Se existe algo de bom em qualquer crise é o aprendizado que se pode tirar das medidas tomadas para resolvê-la. De início, todos ficam meio atônitos durante o processo para encontrar a solução.
Isso é o que vem ocorrendo no Brasil, nesse momento de crise econômica e política. No campo político, as distorções são mais profundas, porque nele a regra são a esperteza, o oportunismo, a malandragem.
Pelas artimanhas utilizadas para atrapalhar a apuração do Conselho de Ética sobre suas traquinices na política no dia 5 de maio de 2016, o Supremo Tribunal Federal decidiu suspender o exercício do mandato do deputado Eduardo Cunha e, por consequência, seu posto na presidência da Câmara. Essa decisão deveria ter merecido destaque pelo ineditismo. Só. Mas os inúmeros especialistas do direito, da imprensa e da política, como é praxe nessas situações, externaram uma preocupação excessiva com a previsão constitucional da não interferência entre os Poderes da República.
Parece que se esqueceram de que o princípio da criação dos poderes tem exatamente a função de equilibrar a atuação deles para que nenhum abuse de suas prerrogativas sobre os cidadãos, nem sobre o outro Poder. Com esse balanceamento, busca-se evitar o soberano, o absolutismo. Mas, como diria minha saudosa mãezinha: os especialistas “indoidaram” de vez.

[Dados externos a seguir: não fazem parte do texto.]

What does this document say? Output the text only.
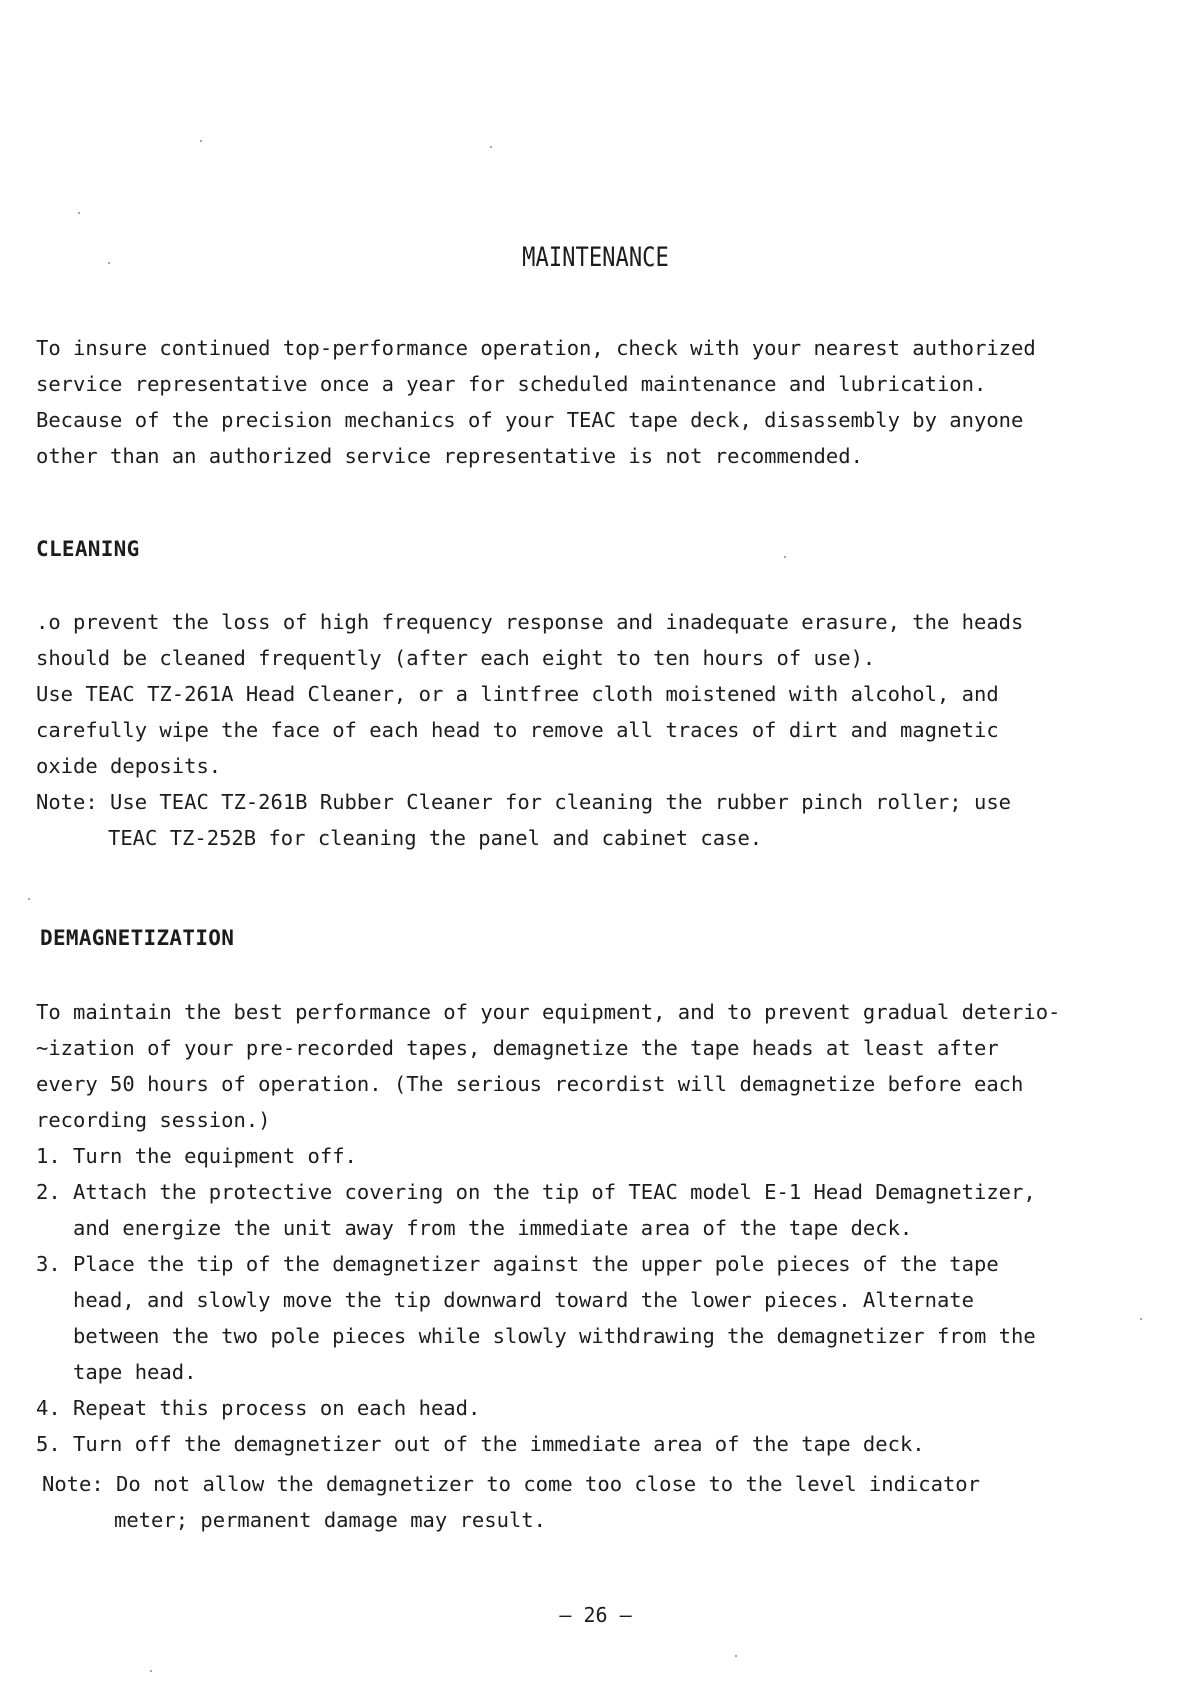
MAINTENANCE

To insure continued top-performance operation, check with your nearest authorized

service representative once a year for scheduled maintenance and lubrication.

Because of the precision mechanics of your TEAC tape deck, disassembly by anyone

other than an authorized service representative is not recommended.

CLEANING

.o prevent the loss of high frequency response and inadequate erasure, the heads

should be cleaned frequently (after each eight to ten hours of use).

Use TEAC TZ-261A Head Cleaner, or a lintfree cloth moistened with alcohol, and

carefully wipe the face of each head to remove all traces of dirt and magnetic

oxide deposits.

Note: Use TEAC TZ-261B Rubber Cleaner for cleaning the rubber pinch roller; use

TEAC TZ-252B for cleaning the panel and cabinet case.

DEMAGNETIZATION

To maintain the best performance of your equipment, and to prevent gradual deterio-

~ization of your pre-recorded tapes, demagnetize the tape heads at least after

every 50 hours of operation. (The serious recordist will demagnetize before each

recording session.)

1. Turn the equipment off.

2. Attach the protective covering on the tip of TEAC model E-1 Head Demagnetizer,

and energize the unit away from the immediate area of the tape deck.

3. Place the tip of the demagnetizer against the upper pole pieces of the tape

head, and slowly move the tip downward toward the lower pieces. Alternate

between the two pole pieces while slowly withdrawing the demagnetizer from the

tape head.

4. Repeat this process on each head.

5. Turn off the demagnetizer out of the immediate area of the tape deck.

Note: Do not allow the demagnetizer to come too close to the level indicator

meter; permanent damage may result.

— 26 —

Ainda mais quanto à ingerência do Poder Judiciário, em que “o STF é a última trincheira da cidadania”, como costuma lembrar o ministro Marco Aurélio Mello. A função precípua é exatamente a de interceder onde houver descumprimento das normas legais, seja por quem for, desde que tenha prerrogativa de foro para ser julgado pela Suprema Corte.
De inusitado mesmo, apenas o fato de essa preocupação generalizada só ocorrer agora e nunca ter sido manifestada antes em defesa de vereadores e prefeitos de pequenas cidades, quando foram, ou são, afastados de suas funções por juízes de primeira instância.
Essa construção de inalcançáveis pela Justiça visa beneficiar a turma do andar de cima. A troco de quê? Não se sabe. Ela existe, assim como as forças ocultas mencionadas por Jânio Quadros.
Qualquer pessoa, em qualquer cargo, de qualquer Poder, pode ser julgada pela Justiça. Isso parece óbvio, ululante. A interferência constitui a essência do Poder Judiciário. É contraditório afirmar o contrário. Nada está acima ou fora da apreciação do Poder Judiciário (CF, art. 5º, XXXV).
Esse entendimento é um dos alicerces da construção do próprio direito. Tem por objetivo evitar a sobreposição dos mais fortes sobre os mais fracos, em que aqueles impõem suas vontades e decisões sobre os demais quando e como bem entenderem, além de não deixar a resolução de conflitos entre os particulares na base do dente por dente, olho por olho.
A tão decantada violação da independência entre os Poderes se aplica na sua gestão administrativa, na sua operacionalidade, desde que em conformidade com as normas legais, regra da qual não escapa nem o próprio Poder Judiciário.
O Supremo não só pode, como deve interferir em tantos atos e de qualquer Poder que tenha ferido a lei, a Constituição. Tantos quantos… tantos quantos… Até alguns ministros se justificavam, como a dizer: “olha, estamos sendo obrigados a fazer isso; não é da nossa vontade”.
Instituições não possuem vontade própria. O que deve ser feito tem de ser feito. Ponto.
Os ministros do STF deveriam ser alertados de que têm o dever de atuar quantas vezes forem provocados. E a eles cabe verificar autoria, materialidade, circunstâncias e todos os demais elementos que compõem um processo judicial. A origem do ato, não importa de que Poder, não tem nenhuma relevância jurídica para se eximir da apreciação pelo Poder Judiciário.
Ao contrário do que apontam os espertos defensores do andar de cima, essas decisões não enfraquecem a democracia. Isso é a democracia; é a democracia na sua pujante plenitude.